One of the world’s largest producers of synthetic rubber and a wholly-owned subsidiary of Saudi Aramco, Arlanxeo is said to be closing its 140,000-tonne/year neodymium-based performance butadiene rubber (Nd-PBR) plant in Jurong Island, Singapore. In a statement to its customers, Arlanxeo says this is in line with “changes in the rubber industry” and its efforts to “ help optimise resources and capabilities in its global Nd-PBR production network”.
Production operations at the facility will cease by the end of 2020, with the plant to be fully decommissioned by the first quarter of 2021. The company’s Buna Nd-PBR products will continue to be part of Arlanxeo’s product offerings to markets globally.
In 2018, Netherlands-headquartered Arlanxeo had said it was upgrading its facility in Triunfo, Brazil, to make the production of polybutadiene rubber (PBR) more flexible, to produce the more advanced PBR types like Nd-BR. Meanwhile, the site in La Wantzenau, France, which Arlanxeo says is home to the world’s largest nitrile butadiene rubber (NBR) facility, was modernised to meet growing global demand.

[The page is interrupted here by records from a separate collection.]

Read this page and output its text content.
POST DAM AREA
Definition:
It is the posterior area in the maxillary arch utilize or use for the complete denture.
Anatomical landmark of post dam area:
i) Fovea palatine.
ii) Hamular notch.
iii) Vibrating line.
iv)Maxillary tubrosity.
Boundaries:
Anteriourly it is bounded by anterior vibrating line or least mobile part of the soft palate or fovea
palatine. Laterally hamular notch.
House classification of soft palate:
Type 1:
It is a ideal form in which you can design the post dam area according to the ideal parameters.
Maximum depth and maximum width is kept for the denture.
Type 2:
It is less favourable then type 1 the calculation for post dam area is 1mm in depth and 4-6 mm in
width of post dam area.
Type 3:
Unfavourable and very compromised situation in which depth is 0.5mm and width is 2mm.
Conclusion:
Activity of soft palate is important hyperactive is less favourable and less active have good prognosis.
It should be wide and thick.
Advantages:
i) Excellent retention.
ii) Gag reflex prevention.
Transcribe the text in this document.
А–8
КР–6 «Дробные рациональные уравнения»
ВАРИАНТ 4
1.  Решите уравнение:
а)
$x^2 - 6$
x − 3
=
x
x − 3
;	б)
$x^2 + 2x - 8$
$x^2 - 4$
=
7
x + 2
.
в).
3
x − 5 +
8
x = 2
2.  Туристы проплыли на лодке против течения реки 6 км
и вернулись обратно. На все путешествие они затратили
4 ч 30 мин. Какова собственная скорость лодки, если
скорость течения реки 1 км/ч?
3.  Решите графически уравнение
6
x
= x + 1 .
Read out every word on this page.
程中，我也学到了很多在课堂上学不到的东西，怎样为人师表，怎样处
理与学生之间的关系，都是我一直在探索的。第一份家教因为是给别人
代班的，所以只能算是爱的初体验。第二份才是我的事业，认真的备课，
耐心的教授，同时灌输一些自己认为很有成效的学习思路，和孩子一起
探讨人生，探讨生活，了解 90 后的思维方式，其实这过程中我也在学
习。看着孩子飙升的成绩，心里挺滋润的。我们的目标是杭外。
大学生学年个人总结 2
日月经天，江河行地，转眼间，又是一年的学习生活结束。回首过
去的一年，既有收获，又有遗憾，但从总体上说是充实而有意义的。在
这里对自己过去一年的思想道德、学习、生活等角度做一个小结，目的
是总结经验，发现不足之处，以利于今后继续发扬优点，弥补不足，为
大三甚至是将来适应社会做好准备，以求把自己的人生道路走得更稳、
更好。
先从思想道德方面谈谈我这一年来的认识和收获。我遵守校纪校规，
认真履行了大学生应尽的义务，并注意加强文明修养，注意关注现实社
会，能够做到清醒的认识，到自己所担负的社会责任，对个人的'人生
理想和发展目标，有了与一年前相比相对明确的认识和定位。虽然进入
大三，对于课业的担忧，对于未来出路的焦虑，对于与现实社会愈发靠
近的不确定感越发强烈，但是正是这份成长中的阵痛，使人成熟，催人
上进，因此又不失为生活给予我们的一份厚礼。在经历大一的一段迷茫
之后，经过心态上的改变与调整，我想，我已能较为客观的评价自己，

The Singapore Nd-PBR plant, built with an investment of EUR200 million, was officially opened in 2015 and was the company’s first in Asia, catering to the Asia-Pacific market. Nd-PBR is the most advanced butadiene rubber. It serves a vital function in tyre walls and treads, increasing fuel efficiency and enabling ‘green’ tyres.
Last year, Arlanxeo had said it intends to realign its production network of Keltan Ethylene Propylene Diene Monomer (EPDM) elastomers, by closing its production unit in Orange, Texas in Q2 2020. The Orange facility has capacity to produce about 70,000 tonnes/year of Keltan EPDM and employs about 300. It had said it would continue to make butadiene rubber and hydrogenated nitrile butadiene rubber at the Orange facility, its only production site in the US. Arlanxeo also operates EPDM production facilities in Geleen, Netherlands, and Changzhou, China, each with capacity of 160,000 tonnes/year, along with a 40,000 tonnes/year unit in Triunfo, Brazil.
Arlanxeo was established in 2016 as a 50/50 joint venture of German speciality chemicals firm Lanxess and Saudi Aramco, with the latter taking over full control of Arlanxeo in 2018.